Certain nutrients known as ketones are the preferred fuel for mitochondria, helping them to rebuild and repair. Ketones are produced when we enter a ketogenic state, which can be brought on by intermittent fasting or by a ketogenic (very low carbohydrate but high fat) diet. When we enter ketosis, our bodies enter into processes which: inhibit the rate of cellular aging, reduce obesity, repair damaged cells, and reverse chronic ailments.
It is not only what we eat, but when and how-often we eat. Eating foods as if they are medicines, focusing on nutrient quality versus calories, and allowing sufficient time between meals in order to mimic a starvation-like response, can dramatically enhance mitochondrial function.
Clean, healthy fats function as clean-burning fuels. Eliminating or severely reducing unhealthy sugars and starches, and focusing instead on foods which have therapeutic-levels of healthy nutrients, facilitate optimized mitochondrial activity and regenerative health outcomes.
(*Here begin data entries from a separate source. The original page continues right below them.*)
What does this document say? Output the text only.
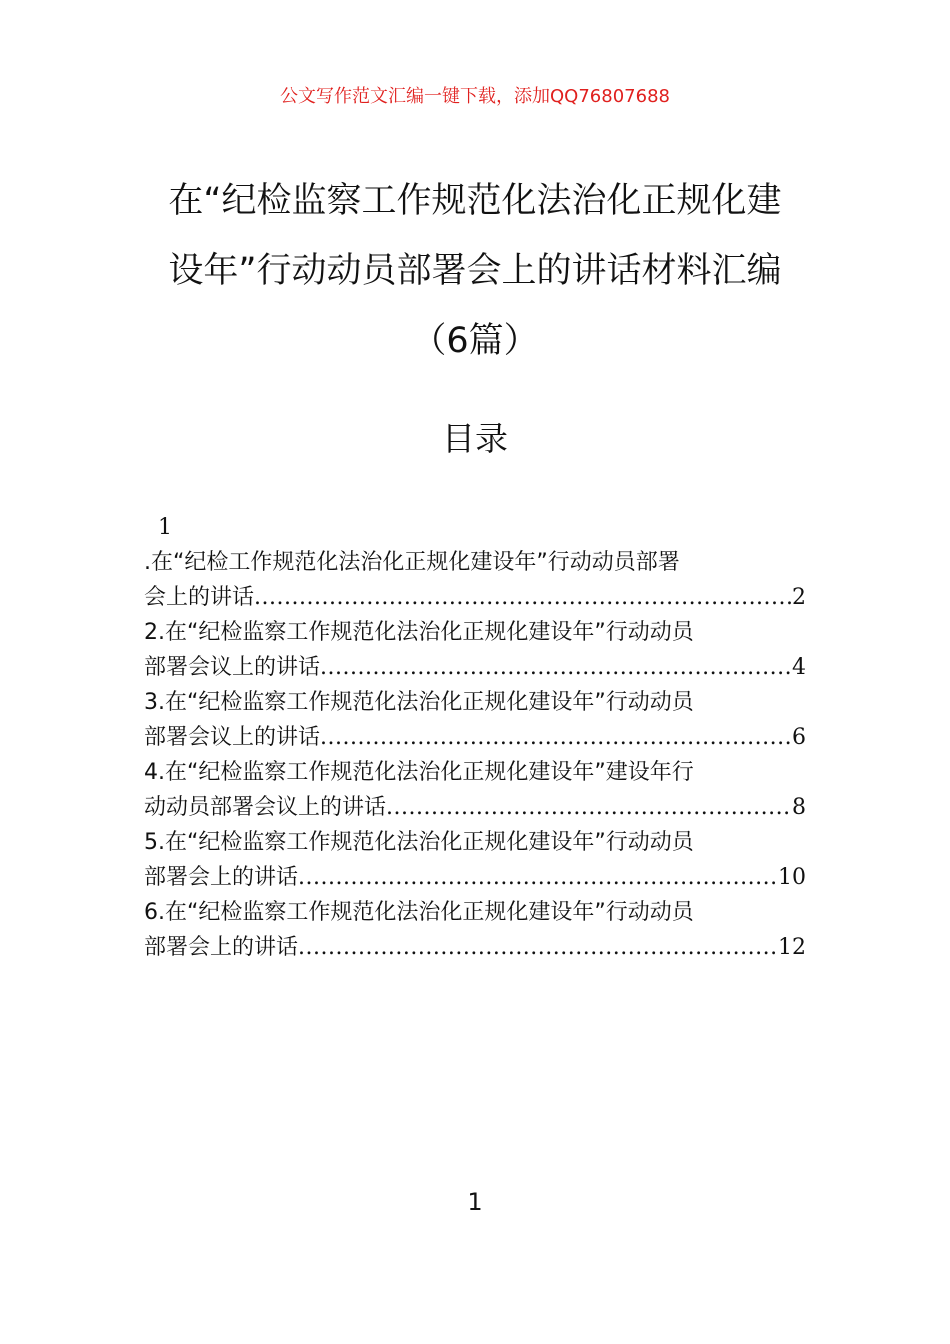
公文写作范文汇编一键下载，添加QQ76807688
在“纪检监察工作规范化法治化正规化建
设年”行动动员部署会上的讲话材料汇编
（6篇）
目录
1
.在“纪检工作规范化法治化正规化建设年”行动动员部署
会上的讲话 .....	2
2.在“纪检监察工作规范化法治化正规化建设年”行动动员
部署会议上的讲话 .....	4
3.在“纪检监察工作规范化法治化正规化建设年”行动动员
部署会议上的讲话 .....	6
4.在“纪检监察工作规范化法治化正规化建设年”建设年行
动动员部署会议上的讲话 .....	8
5.在“纪检监察工作规范化法治化正规化建设年”行动动员
部署会上的讲话 .....	10
6.在“纪检监察工作规范化法治化正规化建设年”行动动员
部署会上的讲话 .....	12
1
It is estimated that each adult person in our society consumes about 5 pounds of food additives per year. Combined with the glyphosates and other herbicide/pesticide residues present in everything from strawberries to breakfast cereal, and the presence of endocrine disruptors and micro-plastics in the water supply, it is no wonder that chronic diseases are rampant. It is a matter of toxic overload.
But friends, the trouble is made worse when we consume foods which overwhelm our detoxification systems, preventing our bodies from healing themselves and restoring vitality.
Each day, our bodies make new cells, comprising our organs, tissues, muscles, bones, skin and brain. Within 7 years nearly every cell in our bodies has been turned over at least once. Where do our bodies get the raw material to generate all these new cells? From the foods we eat. But what happens when the raw material is made from toxic foods?
When we begin to see that food is medicine, then we can seek out those foods which provide high-quality macronutrients, abundant phytonutrients, a broad array of plentiful minerals and vitamins, healthy prebiotic fiber, and beneficial probiotics, to facilitate our bodies’ natural capacity to heal.
The foods we eat have the power to create or destroy, resulting in life or, conversely, dysfunction. As we shift our attention to medicinal foods, we synchronize our natural ability to detoxify and regenerate, amplifying our capacity to transform ourselves even at the cellular level, restoring our vitality and achieving sustained abundance of health.